Unusual mutation patterns cancer grand challenge

Unusual mutation patterns

Challenge: Discover how unusual patterns of mutation are induced by different cancer-causing events

ACTIVE TEAM: Mutographs

This was a challenge in an earlier round, we are not currently accepting applications for this challenge.

Context

Dangerous levels of exposure to a carcinogen will elicit specific patterns of DNA damage, both genetic and epigenetic, that can be analysed downstream if a tumour eventually develops.

We now know that these patterns of mutation can be used as flags to work backwards to identify exposure to both known and previously unknown carcinogenic agents, and in some cases to even pinpoint the actual location of exposure.

A classic example of this is the case of aristolochic acid, which was first identified as a carcinogen after a group of Belgian women developed cancer of the upper urinary tract after eating herbs as part of a weight-loss regime. As a result it was linked to the same cancers in other regional hot spots. 

Barriers and opportunities

This Cancer Grand Challenge seeks to use a reverse approach to conventional epidemiology, starting with the tumour’s genetic material rather than beginning with an unusual pattern of cancer incidence.

There are huge opportunities to use such an approach to untangle the multiple mutational signatures in cancers whose origins are extremely complex or multifactorial, such as those caused by lifestyle-related factors such as obesity.

Vision and Impact

Ultimately this challenge would allow us to understand the mechanisms that led from insult to mutation, identifying new prevention targets to stop, delay, or weaken their impact. And by studying the proportion of the population with these signatures (the penetrance), we might also find individual variations in DNA repair or immune response that identify people at higher risk who would benefit from more targeted intervention.

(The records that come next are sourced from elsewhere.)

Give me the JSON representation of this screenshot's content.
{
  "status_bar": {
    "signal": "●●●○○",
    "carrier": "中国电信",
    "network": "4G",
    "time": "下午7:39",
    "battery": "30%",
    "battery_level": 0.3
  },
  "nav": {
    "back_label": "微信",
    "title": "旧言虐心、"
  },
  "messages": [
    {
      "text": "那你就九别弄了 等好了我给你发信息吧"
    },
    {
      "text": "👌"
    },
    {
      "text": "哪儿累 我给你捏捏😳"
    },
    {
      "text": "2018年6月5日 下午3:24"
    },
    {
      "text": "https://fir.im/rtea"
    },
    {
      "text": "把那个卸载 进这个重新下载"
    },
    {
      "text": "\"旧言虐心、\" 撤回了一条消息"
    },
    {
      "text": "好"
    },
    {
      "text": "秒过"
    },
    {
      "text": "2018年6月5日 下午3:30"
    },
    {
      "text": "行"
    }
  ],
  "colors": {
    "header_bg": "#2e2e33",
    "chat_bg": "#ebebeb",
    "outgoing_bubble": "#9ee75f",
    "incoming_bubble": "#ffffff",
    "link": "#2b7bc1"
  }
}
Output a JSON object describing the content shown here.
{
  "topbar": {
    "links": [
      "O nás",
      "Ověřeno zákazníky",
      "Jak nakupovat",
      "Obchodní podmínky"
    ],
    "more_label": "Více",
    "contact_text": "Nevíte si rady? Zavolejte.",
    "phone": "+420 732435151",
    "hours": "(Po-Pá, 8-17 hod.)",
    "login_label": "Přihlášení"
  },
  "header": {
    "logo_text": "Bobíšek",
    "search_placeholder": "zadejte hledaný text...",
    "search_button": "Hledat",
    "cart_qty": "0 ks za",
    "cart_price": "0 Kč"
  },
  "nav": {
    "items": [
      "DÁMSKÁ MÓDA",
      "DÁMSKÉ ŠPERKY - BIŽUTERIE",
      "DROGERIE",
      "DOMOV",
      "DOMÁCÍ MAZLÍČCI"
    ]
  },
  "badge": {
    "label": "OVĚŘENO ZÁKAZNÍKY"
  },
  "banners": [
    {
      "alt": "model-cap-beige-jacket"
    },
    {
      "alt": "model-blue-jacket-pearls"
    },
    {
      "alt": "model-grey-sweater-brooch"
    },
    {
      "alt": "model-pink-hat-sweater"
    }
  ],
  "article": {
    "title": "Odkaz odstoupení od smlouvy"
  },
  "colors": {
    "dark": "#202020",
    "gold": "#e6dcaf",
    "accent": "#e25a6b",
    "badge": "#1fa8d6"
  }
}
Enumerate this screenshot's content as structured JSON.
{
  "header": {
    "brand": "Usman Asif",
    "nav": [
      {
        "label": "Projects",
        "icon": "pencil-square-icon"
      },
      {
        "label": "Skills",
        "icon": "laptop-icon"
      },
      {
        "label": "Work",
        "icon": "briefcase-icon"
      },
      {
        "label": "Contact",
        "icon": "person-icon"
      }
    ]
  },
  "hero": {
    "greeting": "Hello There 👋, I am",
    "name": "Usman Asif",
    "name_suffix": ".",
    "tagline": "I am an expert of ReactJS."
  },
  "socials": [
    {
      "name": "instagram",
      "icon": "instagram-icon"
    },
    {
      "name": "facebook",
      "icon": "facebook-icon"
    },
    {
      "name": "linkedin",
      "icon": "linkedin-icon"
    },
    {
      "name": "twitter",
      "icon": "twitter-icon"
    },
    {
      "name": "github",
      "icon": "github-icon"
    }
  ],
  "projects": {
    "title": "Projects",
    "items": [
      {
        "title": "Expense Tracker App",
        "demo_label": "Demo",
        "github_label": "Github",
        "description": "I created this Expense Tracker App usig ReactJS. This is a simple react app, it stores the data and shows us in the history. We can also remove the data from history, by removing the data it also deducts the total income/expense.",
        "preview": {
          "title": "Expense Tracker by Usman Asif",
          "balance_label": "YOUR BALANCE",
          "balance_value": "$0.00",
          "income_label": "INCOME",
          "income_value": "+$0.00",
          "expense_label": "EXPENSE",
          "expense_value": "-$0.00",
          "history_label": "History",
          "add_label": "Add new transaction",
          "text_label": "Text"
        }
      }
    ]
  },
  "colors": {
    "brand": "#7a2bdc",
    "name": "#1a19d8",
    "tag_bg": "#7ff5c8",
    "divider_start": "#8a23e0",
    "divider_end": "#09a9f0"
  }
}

Plain language summary: Why unusual mutation patterns?

We’d like to stop cancer before it starts – prevention is better than cure. However, we don’t yet know all the individual events that can induce cancer, and we need to better understand the effects on our DNA of the cancer-causing events we already know about.

Certain things in the world around us, such as tobacco smoke, cause cancer. They do this by triggering chemical changes inside cells, leading to errors in the reading of the DNA genetic code.

The patterns of these DNA changes are different for each cause (or ‘carcinogen’) – almost as if they are signing their names on our genomes – and scientists can identify known carcinogens from their chemical signatures.

But there are unusual signatures whose origins we don’t know, caused in ways we haven’t yet identified. And in cancers caused by factors such as obesity, there will be many different signatures, and we don’t yet know how to pick them apart.

So in the same way that a detective uses forensic evidence from a crime scene to identify a criminal, we need to work backwards to find these cancer-causing events, to prevent the cancers they’re causing.